The house will receive a one-half step-up in basis when the first spouse passes away and a 100 percent step-up when the second spouse passes away. A step-up in effect eliminates capital gains so that when those inheriting property sell it the do not have to pay any taxes on the gain. The house will receive a 100 percent step up upon the death of the surviving spouse both if it is held in your names or in a revocable trust as long as the trust remains revocable by the surviving spouse.
If instead the trust becomes irrevocable upon the death of the first spouse so the surviving spouse cannot revise the trust, it may not receive the second step-up in basis or may receive it only for their half the property. Likewise, dividing the house ownership in half with the share of the first spouse to pass away going into a testamentary trust or a separate inter vivos trust also could mean that this one-half share does not get a second step-up in basis upon the death of the surviving spouse. Whether or not it does depends on how the trust is written, which can get complicated.
So, using a trust may have adverse tax consequences depending on how the trust is written.
Turning to other reasons you might want to use a trust, I can think of a couple.
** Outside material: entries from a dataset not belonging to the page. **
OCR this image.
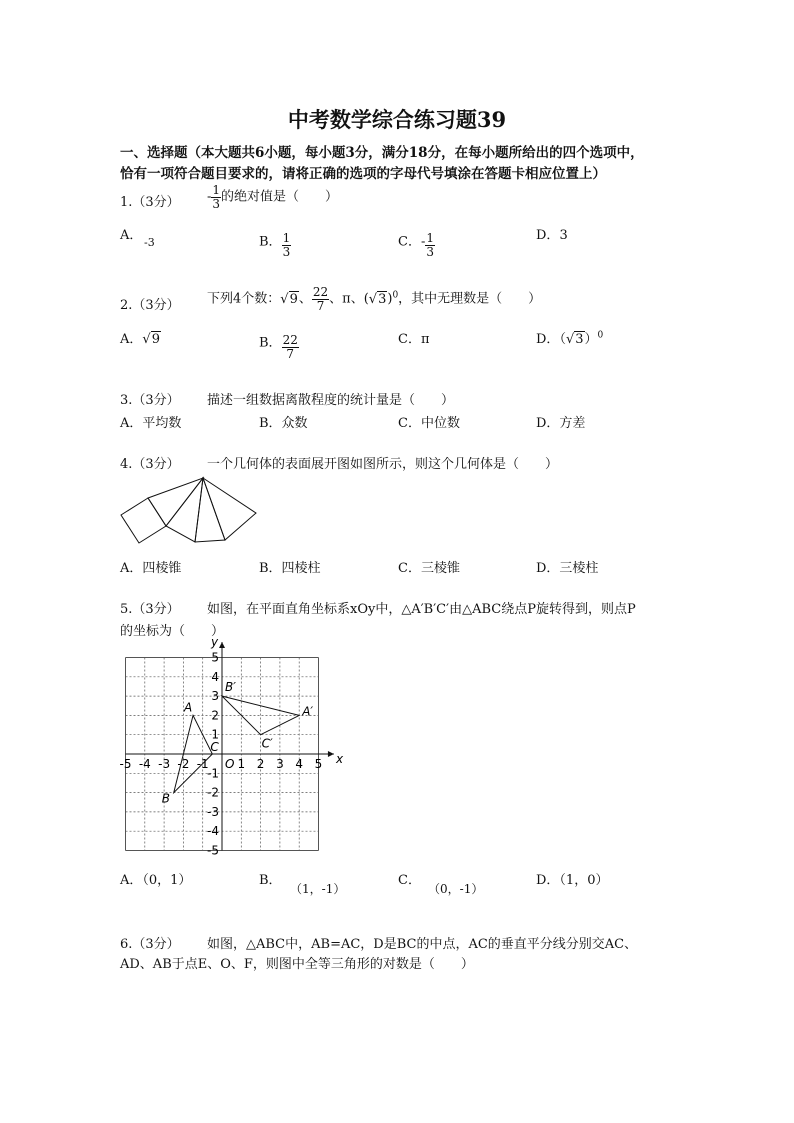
中考数学综合练习题39
一、选择题（本大题共6小题，每小题3分，满分18分，在每小题所给出的四个选项中，
恰有一项符合题目要求的，请将正确的选项的字母代号填涂在答题卡相应位置上）
1.（3分） - $\frac{1}{3}$ 的绝对值是（　　）
A． -3	B． $\frac{1}{3}$	C．- $\frac{1}{3}$	D．3
2.（3分） 下列4个数：√9、 $\frac{22}{7}$ 、π、$(√3)^0$，其中无理数是（　　）
A．√9	B． $\frac{22}{7}$	C．π	D．$(√3)^0$
3.（3分） 描述一组数据离散程度的统计量是（　　）
A．平均数	B．众数	C．中位数	D．方差
4.（3分） 一个几何体的表面展开图如图所示，则这个几何体是（　　）
A．四棱锥	B．四棱柱	C．三棱锥	D．三棱柱
5.（3分） 如图，在平面直角坐标系xOy中，△A′B′C′由△ABC绕点P旋转得到，则点P
的坐标为（　　）
x
y
-5 -4 -3 -2 -1 1 2 3 4 5
5
4
3
2
1
-1
-2
-3
-4
-5
O
A
B
C
A′
B′
C′
A．（0，1）	B．
（1，-1）
C．
（0，-1）
D．（1，0）
6.（3分） 如图，△ABC中，AB=AC，D是BC的中点，AC的垂直平分线分别交AC、
AD、AB于点E、O、F，则图中全等三角形的对数是（　　）
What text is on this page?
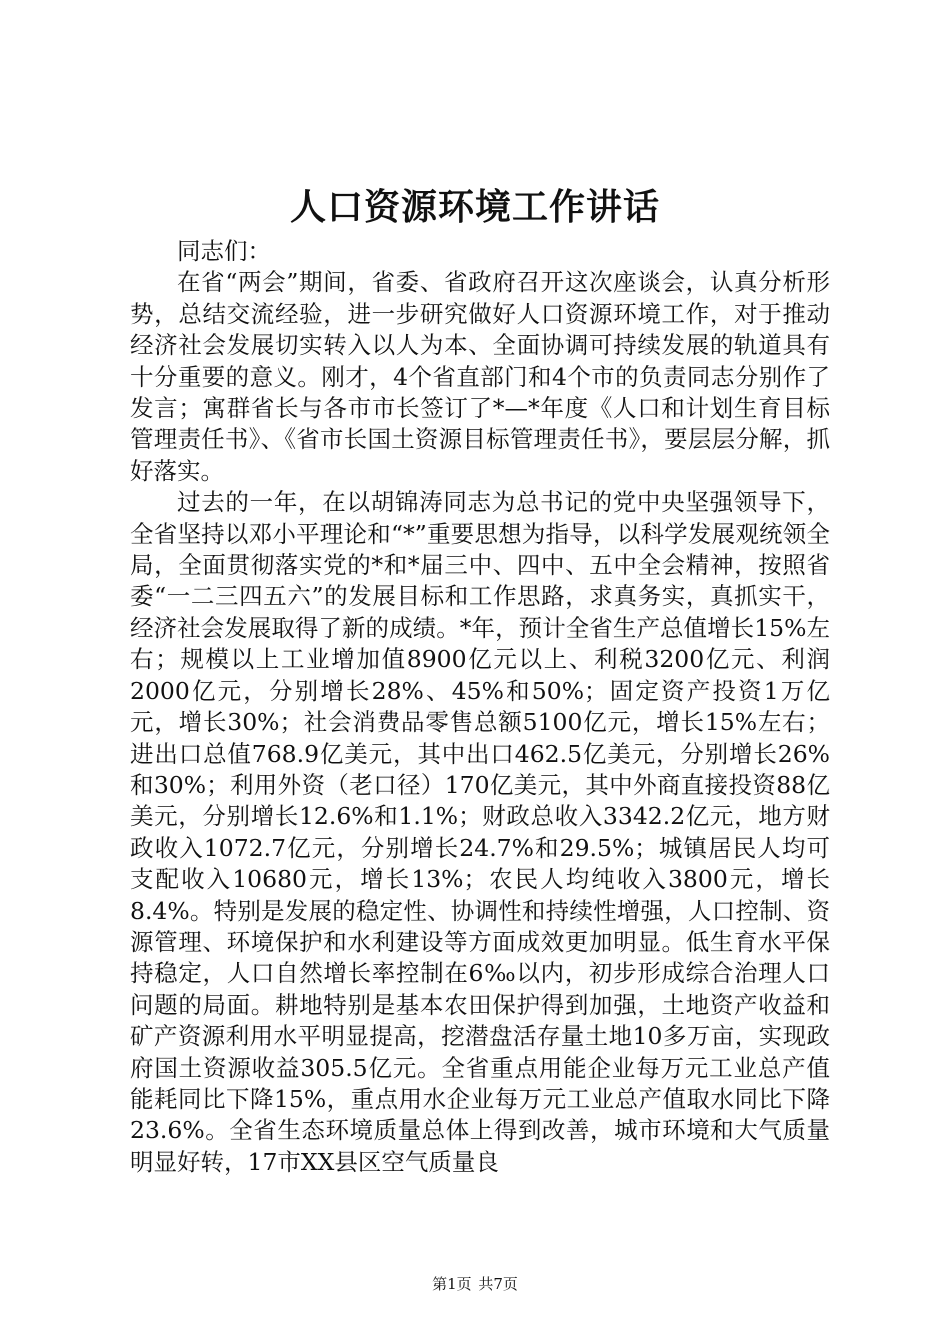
人口资源环境工作讲话

同志们：

在省“两会”期间，省委、省政府召开这次座谈会，认真分析形势，总结交流经验，进一步研究做好人口资源环境工作，对于推动经济社会发展切实转入以人为本、全面协调可持续发展的轨道具有十分重要的意义。刚才，4个省直部门和4个市的负责同志分别作了发言；寓群省长与各市市长签订了*—*年度《人口和计划生育目标管理责任书》、《省市长国土资源目标管理责任书》，要层层分解，抓好落实。

过去的一年，在以胡锦涛同志为总书记的党中央坚强领导下，全省坚持以邓小平理论和“*”重要思想为指导，以科学发展观统领全局，全面贯彻落实党的*和*届三中、四中、五中全会精神，按照省委“一二三四五六”的发展目标和工作思路，求真务实，真抓实干，经济社会发展取得了新的成绩。*年，预计全省生产总值增长15%左右；规模以上工业增加值8900亿元以上、利税3200亿元、利润2000亿元，分别增长28%、45%和50%；固定资产投资1万亿元，增长30%；社会消费品零售总额5100亿元，增长15%左右；进出口总值768.9亿美元，其中出口462.5亿美元，分别增长26%和30%；利用外资（老口径）170亿美元，其中外商直接投资88亿美元，分别增长12.6%和1.1%；财政总收入3342.2亿元，地方财政收入1072.7亿元，分别增长24.7%和29.5%；城镇居民人均可支配收入10680元，增长13%；农民人均纯收入3800元，增长8.4%。特别是发展的稳定性、协调性和持续性增强，人口控制、资源管理、环境保护和水利建设等方面成效更加明显。低生育水平保持稳定，人口自然增长率控制在6‰以内，初步形成综合治理人口问题的局面。耕地特别是基本农田保护得到加强，土地资产收益和矿产资源利用水平明显提高，挖潜盘活存量土地10多万亩，实现政府国土资源收益305.5亿元。全省重点用能企业每万元工业总产值能耗同比下降15%，重点用水企业每万元工业总产值取水同比下降23.6%。全省生态环境质量总体上得到改善，城市环境和大气质量明显好转，17市XX县区空气质量良

第1页 共7页
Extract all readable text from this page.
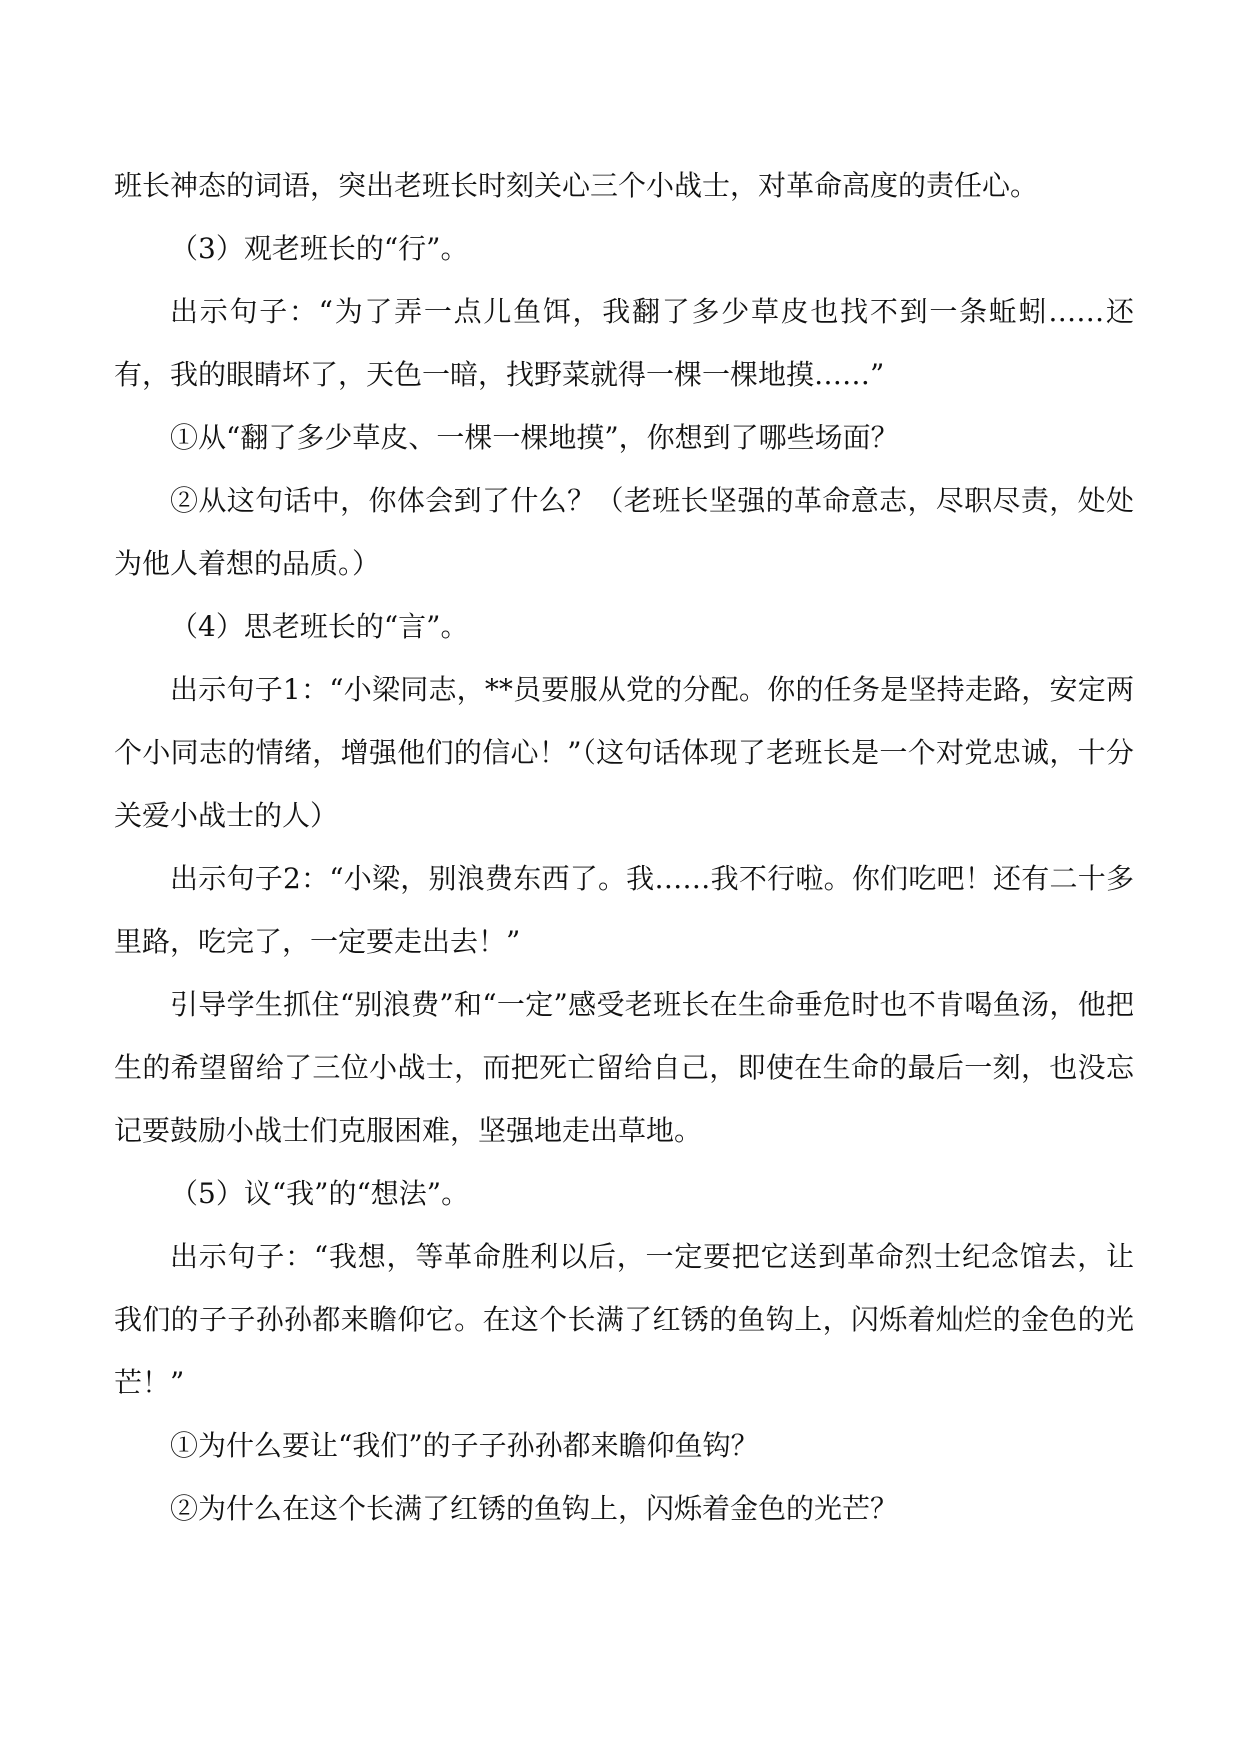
班长神态的词语，突出老班长时刻关心三个小战士，对革命高度的责任心。

（3）观老班长的“行”。

出示句子：“为了弄一点儿鱼饵，我翻了多少草皮也找不到一条蚯蚓……还有，我的眼睛坏了，天色一暗，找野菜就得一棵一棵地摸……”

①从“翻了多少草皮、一棵一棵地摸”，你想到了哪些场面？

②从这句话中，你体会到了什么？（老班长坚强的革命意志，尽职尽责，处处为他人着想的品质。）

（4）思老班长的“言”。

出示句子1：“小梁同志，**员要服从党的分配。你的任务是坚持走路，安定两个小同志的情绪，增强他们的信心！”（这句话体现了老班长是一个对党忠诚，十分关爱小战士的人）

出示句子2：“小梁，别浪费东西了。我……我不行啦。你们吃吧！还有二十多里路，吃完了，一定要走出去！”

引导学生抓住“别浪费”和“一定”感受老班长在生命垂危时也不肯喝鱼汤，他把生的希望留给了三位小战士，而把死亡留给自己，即使在生命的最后一刻，也没忘记要鼓励小战士们克服困难，坚强地走出草地。

（5）议“我”的“想法”。

出示句子：“我想，等革命胜利以后，一定要把它送到革命烈士纪念馆去，让我们的子子孙孙都来瞻仰它。在这个长满了红锈的鱼钩上，闪烁着灿烂的金色的光芒！”

①为什么要让“我们”的子子孙孙都来瞻仰鱼钩？

②为什么在这个长满了红锈的鱼钩上，闪烁着金色的光芒？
First, you and your wife share some children and grandchildren and not others. If you have any concern that she would change her estate plan to diminish the inheritance of the children and grandchildren you don’t share in common, then a trust could help protect them. It’s not unusual for older property owners to fall under the undue influence of family members or others.
Second, testamentary trusts fall into a special safe harbor for Medicaid purposes. Anything you leave in a testamentary trust for a surviving spouse will not have to be spent down should they need Medicaid coverage to pay for nursing home care and will not be subject to Medicaid estate recovery upon their death.